I am trying grasp the concept of Data Factory to understand how schedule activity works, but does not really understand much.
Assume I have workflow as below:
I have an agent (built as Windows Service) running on client's machine which is scheduled to extract data from SAP source daily at 1 AM, and then put it on Azure blob storage. Agent just tries to extract only yesterday's data. Example: Agent running at 1 AM today (9 April) only extract whole data on 8 April. This agent is not related to Data Factory.
Assume it takes around 30 minutes for agent to get daily data (8 April) and put it in blob storage, it may be more or less depending on how big data is.

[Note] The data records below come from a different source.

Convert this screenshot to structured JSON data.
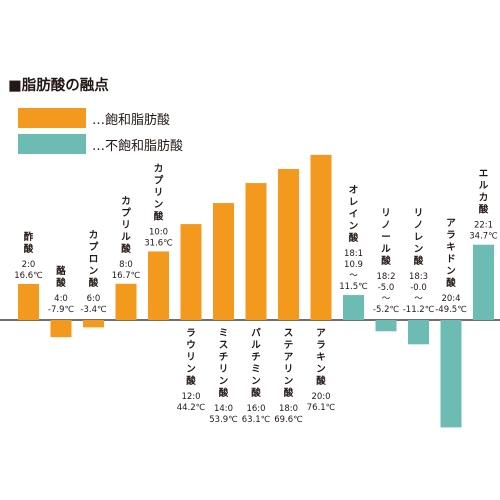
{
  "title": "■脂肪酸の融点",
  "legend": [
    {
      "label": "…飽和脂肪酸",
      "color": "#f39a1e"
    },
    {
      "label": "…不飽和脂肪酸",
      "color": "#6dbcb3"
    }
  ],
  "chart_data": {
    "type": "bar",
    "unit": "℃",
    "grid": false,
    "ylim": [
      -50,
      80
    ],
    "categories": [
      "酢酸",
      "酪酸",
      "カプロン酸",
      "カプリル酸",
      "カプリン酸",
      "ラウリン酸",
      "ミスチリン酸",
      "パルチミン酸",
      "ステアリン酸",
      "アラキン酸",
      "オレイン酸",
      "リノール酸",
      "リノレン酸",
      "アラキドン酸",
      "エルカ酸"
    ],
    "series": [
      {
        "name": "…飽和脂肪酸",
        "values": [
          16.6,
          -7.9,
          -3.4,
          16.7,
          31.6,
          44.2,
          53.9,
          63.1,
          69.6,
          76.1,
          null,
          null,
          null,
          null,
          null
        ]
      },
      {
        "name": "…不飽和脂肪酸",
        "values": [
          null,
          null,
          null,
          null,
          null,
          null,
          null,
          null,
          null,
          null,
          11.5,
          -5.2,
          -11.2,
          -49.5,
          34.7
        ]
      }
    ],
    "labels": [
      [
        "2:0",
        "16.6℃"
      ],
      [
        "4:0",
        "-7.9℃"
      ],
      [
        "6:0",
        "-3.4℃"
      ],
      [
        "8:0",
        "16.7℃"
      ],
      [
        "10:0",
        "31.6℃"
      ],
      [
        "12:0",
        "44.2℃"
      ],
      [
        "14:0",
        "53.9℃"
      ],
      [
        "16:0",
        "63.1℃"
      ],
      [
        "18:0",
        "69.6℃"
      ],
      [
        "20:0",
        "76.1℃"
      ],
      [
        "18:1",
        "10.9",
        "〜",
        "11.5℃"
      ],
      [
        "18:2",
        "-5.0",
        "〜",
        "-5.2℃"
      ],
      [
        "18:3",
        "-0.0",
        "〜",
        "-11.2℃"
      ],
      [
        "20:4",
        "-49.5℃"
      ],
      [
        "22:1",
        "34.7℃"
      ]
    ]
  }
}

I have a Factory Pipepine (active forever from 2016-04-08T01:30:00Z) which uses blob storage as input dataset and 1 schedule activity to copy data from blob storage to database.
Input dataset has availability option as daily frequency:
"availability": {
"frequency": "Day",
"interval": 1
}
Schedule activity is scheduled as daily frequency:
"scheduler": {
"frequency": "Day",
"interval": 1
}
So, based on the workflow, my questions are:
After 1:30 AM, the agent finish data extraction from SAP and put it into blog storage as input dataset. How the data factory knows the data slice for 8 April is ready for data factory.
What if the data is not ready after 1:30, the activity is still running at this time?